EDITORIAL | Desde Morena, la nueva defensa de la soberanía

HomePrincipalesCOLUMNAS

EDITORIAL | Desde Morena, la nueva defensa de la soberanía

En política pocas veces los cambios de nombre son casualidad. Detrás de una palabra nueva suele existir una intención, un mensaje o una lectura del momento histórico que se vive. Por eso llama la atención que Morena, el Partido Verde y el Partido del Trabajo hayan decidido iniciar la selección de sus coordinadores estatales bajo la figura de “Defensa de la Transformación y la Soberanía Nacional”, incorporando un concepto que durante años pareció relegado del debate público mexicano: la soberanía.

No se trata únicamente de una modificación administrativa o de una nueva denominación para sus estructuras territoriales. La inclusión de la defensa de la soberanía nacional ocurre en un contexto marcado por las crecientes presiones provenientes de Estados Unidos, particularmente desde sectores políticos que han endurecido su discurso hacia México. Las declaraciones sobre el supuesto control de los cárteles en amplias regiones del país, así como las voces que plantean acciones unilaterales para combatir a la delincuencia organizada, han vuelto a colocar sobre la mesa un tema que parecía superado en la relación bilateral: el respeto a la autodeterminación de las naciones.

Durante décadas, la política mexicana giró alrededor de discusiones relacionadas con la transición democrática, la alternancia en el poder, el combate a la corrupción o el desarrollo económico. Sin embargo, los tiempos actuales parecen exigir una nueva reflexión sobre la capacidad del Estado mexicano para tomar sus propias decisiones y resolver sus propios desafíos sin injerencias externas. No significa negar los problemas que enfrenta el país ni minimizar los retos en materia de seguridad, sino reconocer que las soluciones duraderas deben construirse desde las instituciones mexicanas y dentro del marco de la cooperación internacional, nunca desde la imposición.

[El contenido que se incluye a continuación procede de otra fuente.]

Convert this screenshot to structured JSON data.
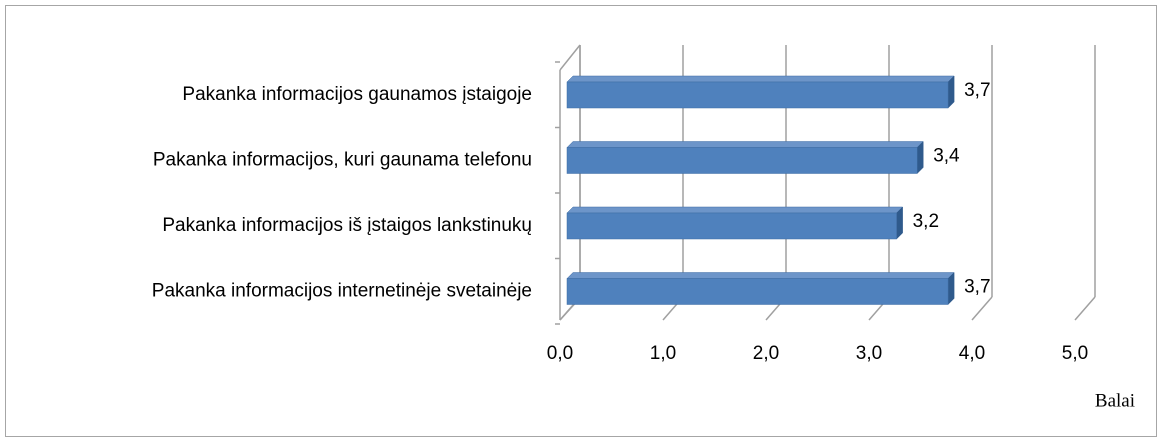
{
  "chart_data": {
    "type": "bar3d_horizontal",
    "categories": [
      "Pakanka informacijos gaunamos įstaigoje",
      "Pakanka informacijos, kuri gaunama telefonu",
      "Pakanka informacijos iš įstaigos lankstinukų",
      "Pakanka informacijos internetinėje svetainėje"
    ],
    "values": [
      3.7,
      3.4,
      3.2,
      3.7
    ],
    "value_labels": [
      "3,7",
      "3,4",
      "3,2",
      "3,7"
    ],
    "color": "#4f81bd",
    "xlim": [
      0,
      5
    ],
    "xticks": [
      {
        "value": 0,
        "label": "0,0"
      },
      {
        "value": 1,
        "label": "1,0"
      },
      {
        "value": 2,
        "label": "2,0"
      },
      {
        "value": 3,
        "label": "3,0"
      },
      {
        "value": 4,
        "label": "4,0"
      },
      {
        "value": 5,
        "label": "5,0"
      }
    ],
    "x_label": "Balai",
    "grid": true
  }
}
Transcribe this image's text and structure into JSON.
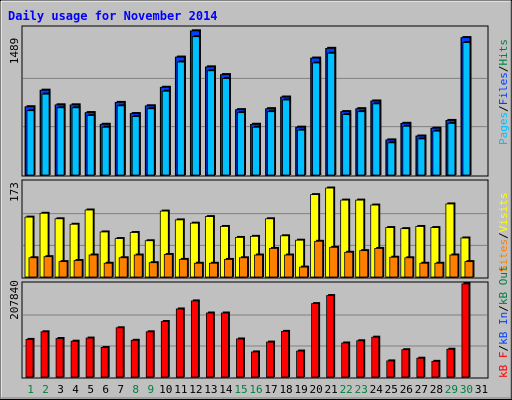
{
  "title": "Daily usage for November 2014",
  "colors": {
    "background": "#C0C0C0",
    "title": "#0000FF",
    "pages": "#00C0FF",
    "files": "#0040FF",
    "hits": "#008040",
    "visits": "#FFFF00",
    "sites": "#FF8000",
    "kb_f": "#FF0000",
    "weekend_day": "#008040",
    "weekday": "#000000"
  },
  "legend_top": {
    "pages": "Pages",
    "files": "Files",
    "hits": "Hits",
    "sep1": "/",
    "sep2": "/"
  },
  "legend_mid": {
    "visits": "Visits",
    "sites": "Sites",
    "sep": "/"
  },
  "legend_bot": {
    "kb_f": "kB F",
    "kb_in": "kB In",
    "kb_out": "kB Out",
    "sep1": "/",
    "sep2": "/"
  },
  "chart_data": [
    {
      "type": "bar",
      "panel": "hits-files-pages",
      "ymax_label": "1489",
      "ylim": [
        0,
        1489
      ],
      "categories": [
        "1",
        "2",
        "3",
        "4",
        "5",
        "6",
        "7",
        "8",
        "9",
        "10",
        "11",
        "12",
        "13",
        "14",
        "15",
        "16",
        "17",
        "18",
        "19",
        "20",
        "21",
        "22",
        "23",
        "24",
        "25",
        "26",
        "27",
        "28",
        "29",
        "30",
        "31"
      ],
      "weekend_days": [
        "1",
        "2",
        "8",
        "9",
        "15",
        "16",
        "22",
        "23",
        "29",
        "30"
      ],
      "series": [
        {
          "name": "Hits",
          "values": [
            700,
            870,
            720,
            720,
            640,
            520,
            745,
            630,
            710,
            900,
            1210,
            1480,
            1110,
            1030,
            670,
            520,
            680,
            800,
            490,
            1200,
            1300,
            650,
            680,
            760,
            360,
            530,
            400,
            480,
            560,
            1410,
            0
          ]
        },
        {
          "name": "Files",
          "values": [
            700,
            870,
            720,
            720,
            640,
            520,
            745,
            630,
            710,
            900,
            1210,
            1480,
            1110,
            1030,
            670,
            520,
            680,
            800,
            490,
            1200,
            1300,
            650,
            680,
            760,
            360,
            530,
            400,
            480,
            560,
            1410,
            0
          ]
        },
        {
          "name": "Pages",
          "values": [
            660,
            830,
            690,
            690,
            610,
            490,
            710,
            600,
            680,
            860,
            1160,
            1420,
            1070,
            990,
            640,
            490,
            650,
            770,
            460,
            1150,
            1250,
            620,
            650,
            730,
            330,
            500,
            370,
            450,
            530,
            1360,
            0
          ]
        }
      ]
    },
    {
      "type": "bar",
      "panel": "sites-visits",
      "ymax_label": "173",
      "ylim": [
        0,
        173
      ],
      "categories": [
        "1",
        "2",
        "3",
        "4",
        "5",
        "6",
        "7",
        "8",
        "9",
        "10",
        "11",
        "12",
        "13",
        "14",
        "15",
        "16",
        "17",
        "18",
        "19",
        "20",
        "21",
        "22",
        "23",
        "24",
        "25",
        "26",
        "27",
        "28",
        "29",
        "30",
        "31"
      ],
      "series": [
        {
          "name": "Visits",
          "values": [
            109,
            116,
            106,
            96,
            122,
            82,
            70,
            81,
            66,
            120,
            104,
            98,
            110,
            92,
            72,
            74,
            106,
            75,
            67,
            150,
            162,
            140,
            140,
            131,
            90,
            88,
            92,
            90,
            133,
            71,
            0
          ]
        },
        {
          "name": "Sites",
          "values": [
            35,
            37,
            28,
            30,
            40,
            25,
            35,
            40,
            26,
            41,
            32,
            25,
            25,
            32,
            35,
            40,
            52,
            40,
            18,
            65,
            54,
            45,
            48,
            52,
            36,
            35,
            25,
            25,
            40,
            28,
            0
          ]
        }
      ]
    },
    {
      "type": "bar",
      "panel": "kb",
      "ymax_label": "207840",
      "ylim": [
        0,
        207840
      ],
      "categories": [
        "1",
        "2",
        "3",
        "4",
        "5",
        "6",
        "7",
        "8",
        "9",
        "10",
        "11",
        "12",
        "13",
        "14",
        "15",
        "16",
        "17",
        "18",
        "19",
        "20",
        "21",
        "22",
        "23",
        "24",
        "25",
        "26",
        "27",
        "28",
        "29",
        "30",
        "31"
      ],
      "series": [
        {
          "name": "kB F",
          "values": [
            84000,
            101000,
            86000,
            80000,
            87000,
            66000,
            110000,
            82000,
            101000,
            124000,
            152000,
            170000,
            143000,
            143000,
            85000,
            56000,
            78000,
            102000,
            58000,
            164000,
            182000,
            76000,
            81000,
            89000,
            36000,
            61000,
            42000,
            35000,
            62000,
            208000,
            0
          ]
        }
      ]
    }
  ]
}
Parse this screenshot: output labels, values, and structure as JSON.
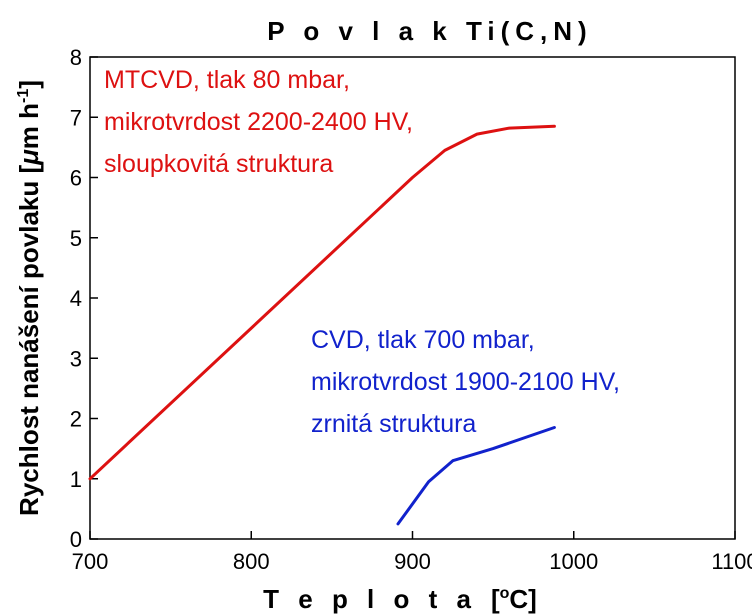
{
  "chart_data": {
    "type": "line",
    "title": "P o v l a k   Ti(C,N)",
    "xlabel_main": "T e p l o t a",
    "xlabel_unit_open": "[",
    "xlabel_unit_sup": "o",
    "xlabel_unit_rest": "C]",
    "ylabel_main": "Rychlost nanášení povlaku [",
    "ylabel_mu": "μ",
    "ylabel_unit": "m h",
    "ylabel_sup": "-1",
    "ylabel_close": "]",
    "xlim": [
      700,
      1100
    ],
    "ylim": [
      0,
      8
    ],
    "x_ticks": [
      "700",
      "800",
      "900",
      "1000",
      "1100"
    ],
    "y_ticks": [
      "0",
      "1",
      "2",
      "3",
      "4",
      "5",
      "6",
      "7",
      "8"
    ],
    "grid": false,
    "series": [
      {
        "color": "#dd1111",
        "x": [
          700,
          800,
          900,
          920,
          940,
          960,
          988
        ],
        "y": [
          1.0,
          3.5,
          6.0,
          6.45,
          6.72,
          6.82,
          6.85
        ]
      },
      {
        "color": "#1122cc",
        "x": [
          891,
          910,
          925,
          950,
          988
        ],
        "y": [
          0.25,
          0.95,
          1.3,
          1.5,
          1.85
        ]
      }
    ],
    "annotations": [
      {
        "color": "#dd1111",
        "lines": [
          "MTCVD, tlak 80 mbar,",
          "mikrotvrdost 2200-2400 HV,",
          "sloupkovitá struktura"
        ]
      },
      {
        "color": "#1122cc",
        "lines": [
          "CVD, tlak 700 mbar,",
          "mikrotvrdost 1900-2100 HV,",
          "zrnitá struktura"
        ]
      }
    ]
  }
}
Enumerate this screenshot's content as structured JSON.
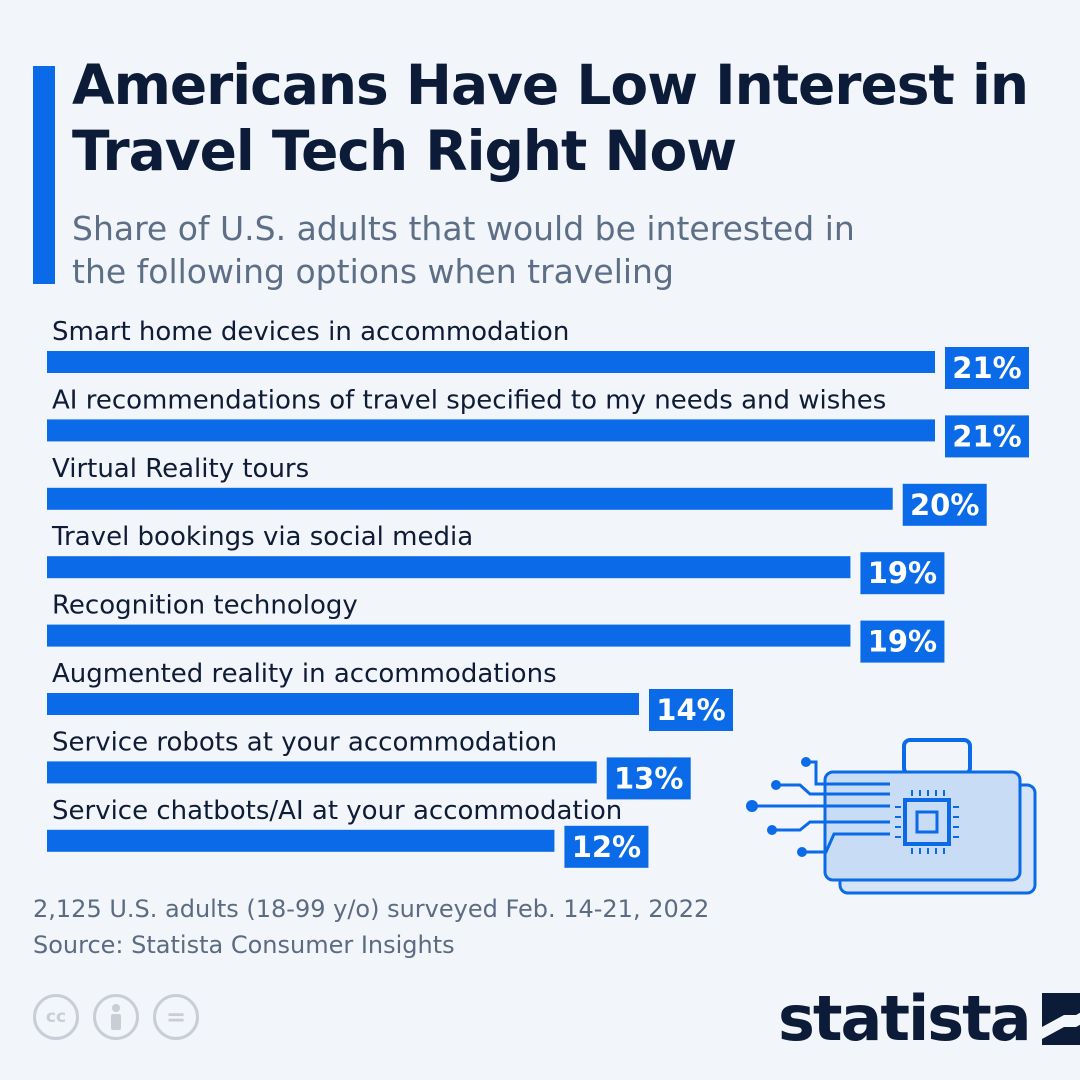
{
  "header": {
    "title": "Americans Have Low Interest in Travel Tech Right Now",
    "subtitle": "Share of U.S. adults that would be interested in the following options when traveling"
  },
  "chart_data": {
    "type": "bar",
    "orientation": "horizontal",
    "title": "Americans Have Low Interest in Travel Tech Right Now",
    "subtitle": "Share of U.S. adults that would be interested in the following options when traveling",
    "categories": [
      "Smart home devices in accommodation",
      "AI recommendations of travel specified to my needs and wishes",
      "Virtual Reality tours",
      "Travel bookings via social media",
      "Recognition technology",
      "Augmented reality in accommodations",
      "Service robots at your accommodation",
      "Service chatbots/AI at your accommodation"
    ],
    "values": [
      21,
      21,
      20,
      19,
      19,
      14,
      13,
      12
    ],
    "value_labels": [
      "21%",
      "21%",
      "20%",
      "19%",
      "19%",
      "14%",
      "13%",
      "12%"
    ],
    "unit": "%",
    "xlim": [
      0,
      22
    ],
    "grid": false,
    "bar_color": "#0a6ae8"
  },
  "footer": {
    "survey_note": "2,125 U.S. adults (18-99 y/o) surveyed Feb. 14-21, 2022",
    "source": "Source: Statista Consumer Insights",
    "license_icons": [
      "cc-icon",
      "attribution-icon",
      "no-derivatives-icon"
    ],
    "cc_text": "cc",
    "nd_text": "="
  },
  "brand": {
    "name": "statista",
    "accent_color": "#0a6ae8",
    "dark_color": "#0c1c38"
  },
  "illustration": {
    "icon": "briefcase-chip-icon"
  }
}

Para estados fronterizos como Sonora, esta discusión adquiere una relevancia especial. La relación con Estados Unidos es parte de la vida cotidiana, de la economía y del desarrollo regional. La frontera representa oportunidades, pero también es el espacio donde primero se perciben las tensiones políticas que surgen entre ambos países. Por ello, la defensa de la soberanía no debe entenderse como un acto de confrontación, sino como la capacidad de México para relacionarse con el mundo desde el respeto mutuo y la igualdad entre naciones.

Quizá la discusión no sea si esta nueva narrativa responde a una estrategia política o a una convicción ideológica. Lo verdaderamente importante es que la soberanía ha vuelto al centro de la conversación nacional. Y en un momento en que desde el exterior surgen cuestionamientos sobre la capacidad de México para enfrentar sus propios retos, defender la soberanía deja de ser una consigna partidista para convertirse en una responsabilidad compartida por todas las fuerzas políticas y por la sociedad en su conjunto. Porque más allá de las diferencias internas, hay causas que pertenecen a todos los mexicanos. Y la defensa de la nación es una de ellas.